UK plumber finds 135-year-old message in bottle under floorboards. Here’s what it says


A plumber from United Kingdom’s Scotland was doing some work at Eilidh Stimpson’s home in the Morningside area when he stumbled upon a victorian time bottle with a message beneath the floorboards. The plumber was moving a radiator and cutting a random hole to find pipework when he made this interesting discovery. He quickly ran downstairs to inform the owner about the same. The owner, amazed by the plumber’s intriguing find, waited until her children returned from school and smashed the bottle with a hammer to take out the note, according to a report by BBC. She even shared the photographs on Facebook, which expectedly attracted many eyeballs.

“Interesting find by Peter from Wightman Plumbing when lifting floorboards in our home in morningside! A little piece of history,” read a part of the detailed caption posted on Facebook. The message in the bottle reads, “James Ritchie and John Grieve laid this floor but they did not drink the whisky. October 6 1887. Whoever finds this bottle may think our dust is blowing along the road.”

Take a look at her Facebook post below:

A screengrab of Eilidh Stimpson’s Facebook post. (Facebook/Eilidh Stimpson)

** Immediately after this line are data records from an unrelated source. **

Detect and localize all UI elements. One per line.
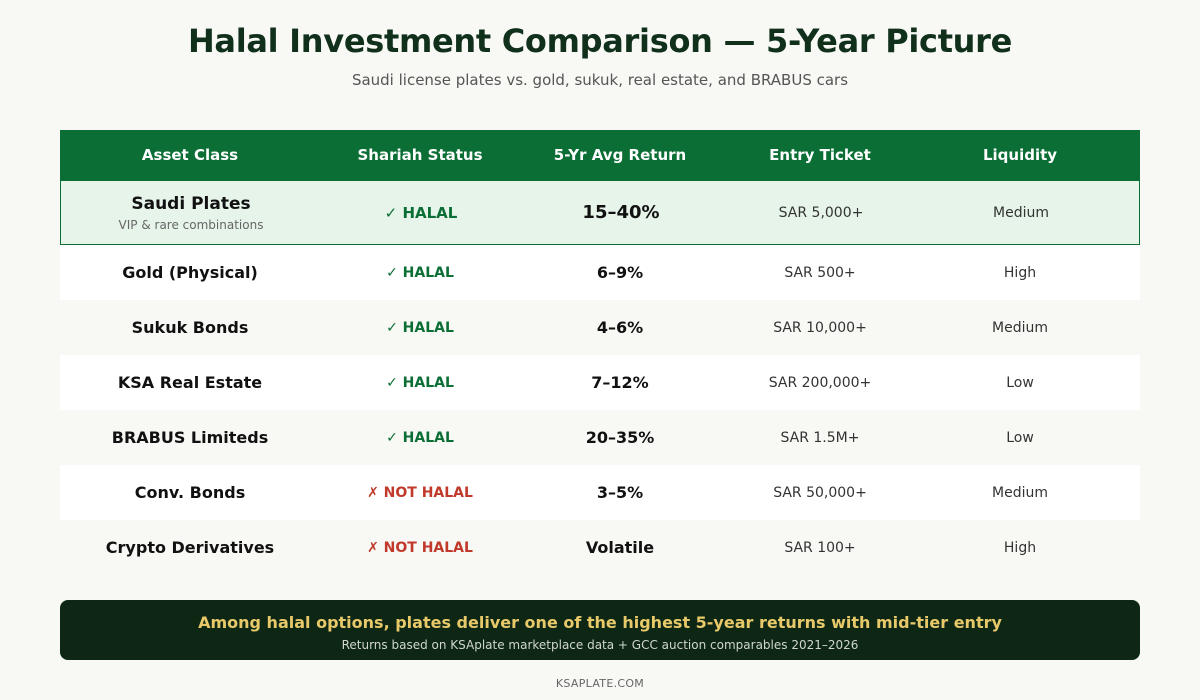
banner-headline: Among halal options, plates deliver one … <box>198 613 1002 632</box>
status-badge-halal: ✓ HALAL <box>386 374 454 391</box>
cell-asset-class: Crypto Derivatives <box>60 538 320 557</box>
table-row: Sukuk Bonds ✓ HALAL 4–6% SAR 10,000+ Medium <box>60 300 1140 355</box>
asset-name: Gold (Physical) <box>122 263 258 282</box>
column-header-asset-class: Asset Class <box>141 146 239 164</box>
comparison-table: Asset Class Shariah Status 5-Yr Avg Retu… <box>60 130 1140 575</box>
cell-return: 15–40% <box>582 202 660 223</box>
cell-return: 3–5% <box>596 483 644 502</box>
cell-asset-class: Conv. Bonds <box>60 483 320 502</box>
asset-name: Sukuk Bonds <box>131 318 249 337</box>
cell-asset-class: Sukuk Bonds <box>60 318 320 337</box>
cell-return: 4–6% <box>596 318 644 337</box>
cell-entry-ticket: SAR 200,000+ <box>768 374 872 391</box>
cell-return: 7–12% <box>591 373 649 392</box>
column-header-entry-ticket: Entry Ticket <box>769 146 871 164</box>
table-row: BRABUS Limiteds ✓ HALAL 20–35% SAR 1.5M+ Low <box>60 410 1140 465</box>
cell-asset-class: Saudi Plates VIP & rare combinations <box>61 194 321 232</box>
cell-entry-ticket: SAR 50,000+ <box>773 484 867 501</box>
asset-subtitle: VIP & rare combinations <box>118 217 264 232</box>
table-row: Crypto Derivatives ✗ NOT HALAL Volatile SAR… <box>60 520 1140 575</box>
cell-liquidity: Medium <box>992 319 1048 336</box>
cell-asset-class: BRABUS Limiteds <box>60 428 320 447</box>
table-row: KSA Real Estate ✓ HALAL 7–12% SAR 200,000+ L… <box>60 355 1140 410</box>
status-badge-halal: ✓ HALAL <box>386 264 454 281</box>
cell-entry-ticket: SAR 5,000+ <box>778 204 864 221</box>
summary-banner: Among halal options, plates deliver one … <box>60 600 1140 660</box>
table-body: Saudi Plates VIP & rare combinations ✓ HAL… <box>60 180 1140 575</box>
cell-entry-ticket: SAR 1.5M+ <box>780 429 860 446</box>
page-title: Halal Investment Comparison — 5-Year Pic… <box>187 22 1013 60</box>
column-header-liquidity: Liquidity <box>982 146 1058 164</box>
cell-liquidity: Low <box>1006 374 1034 391</box>
column-header-return: 5-Yr Avg Return <box>553 146 687 164</box>
status-badge-halal: ✓ HALAL <box>384 203 458 222</box>
cell-liquidity: Low <box>1006 429 1034 446</box>
column-header-shariah-status: Shariah Status <box>357 146 483 164</box>
status-badge-halal: ✓ HALAL <box>386 319 454 336</box>
status-badge-not-halal: ✗ NOT HALAL <box>367 484 473 501</box>
cell-liquidity: High <box>1003 264 1037 281</box>
status-badge-not-halal: ✗ NOT HALAL <box>367 539 473 556</box>
asset-name: Conv. Bonds <box>134 483 246 502</box>
asset-name: KSA Real Estate <box>117 373 263 392</box>
table-header: Asset Class Shariah Status 5-Yr Avg Retu… <box>60 130 1140 180</box>
table-row: Conv. Bonds ✗ NOT HALAL 3–5% SAR 50,000+ Med… <box>60 465 1140 520</box>
cell-liquidity: Medium <box>992 484 1048 501</box>
status-badge-halal: ✓ HALAL <box>386 429 454 446</box>
cell-entry-ticket: SAR 10,000+ <box>773 319 867 336</box>
page-subtitle: Saudi license plates vs. gold, sukuk, re… <box>351 71 849 89</box>
asset-name: BRABUS Limiteds <box>111 428 269 447</box>
banner-note: Returns based on KSAplate marketplace da… <box>341 638 859 652</box>
cell-asset-class: Gold (Physical) <box>60 263 320 282</box>
cell-entry-ticket: SAR 100+ <box>784 539 856 556</box>
asset-name: Crypto Derivatives <box>105 538 275 557</box>
cell-liquidity: High <box>1003 539 1037 556</box>
cell-liquidity: Medium <box>993 204 1049 221</box>
cell-entry-ticket: SAR 500+ <box>784 264 856 281</box>
cell-return: 20–35% <box>585 428 655 447</box>
footer-site: KSAPLATE.COM <box>555 677 645 690</box>
asset-name: Saudi Plates <box>131 193 251 214</box>
cell-asset-class: KSA Real Estate <box>60 373 320 392</box>
table-row: Gold (Physical) ✓ HALAL 6–9% SAR 500+ High <box>60 245 1140 300</box>
table-row: Saudi Plates VIP & rare combinations ✓ HAL… <box>60 180 1140 245</box>
cell-return: Volatile <box>585 538 655 557</box>
cell-return: 6–9% <box>596 263 644 282</box>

Since being shared on November 16, the post has raked over 300 reactions, several comments and shares.

“Interesting is an understatement! This is completely amazing! Technically, Eilidh, your message in a bottle is the world’s oldest, beating the previous holder of that title by 3 years (it was 132 years old). There will be debate about this, since your message didn’t go to sea. But when I look at it, I see a message, and I see a bottle, and the message is in the bottle…,” posted an individual. “I don’t think they ever could have predicted when they wrote it that you would be able to take a photograph using a device no bigger than your hand and put it instantly on a platform that could reach the entire community in a few seconds. Incredible. If you place one for the next person who knows how it would be discovered and the information shared. What a lovely timeframe from the past,” commented another. “I love this Eilidh! I hope you made one too and added it in for the next person in 100 years!” enquired a third.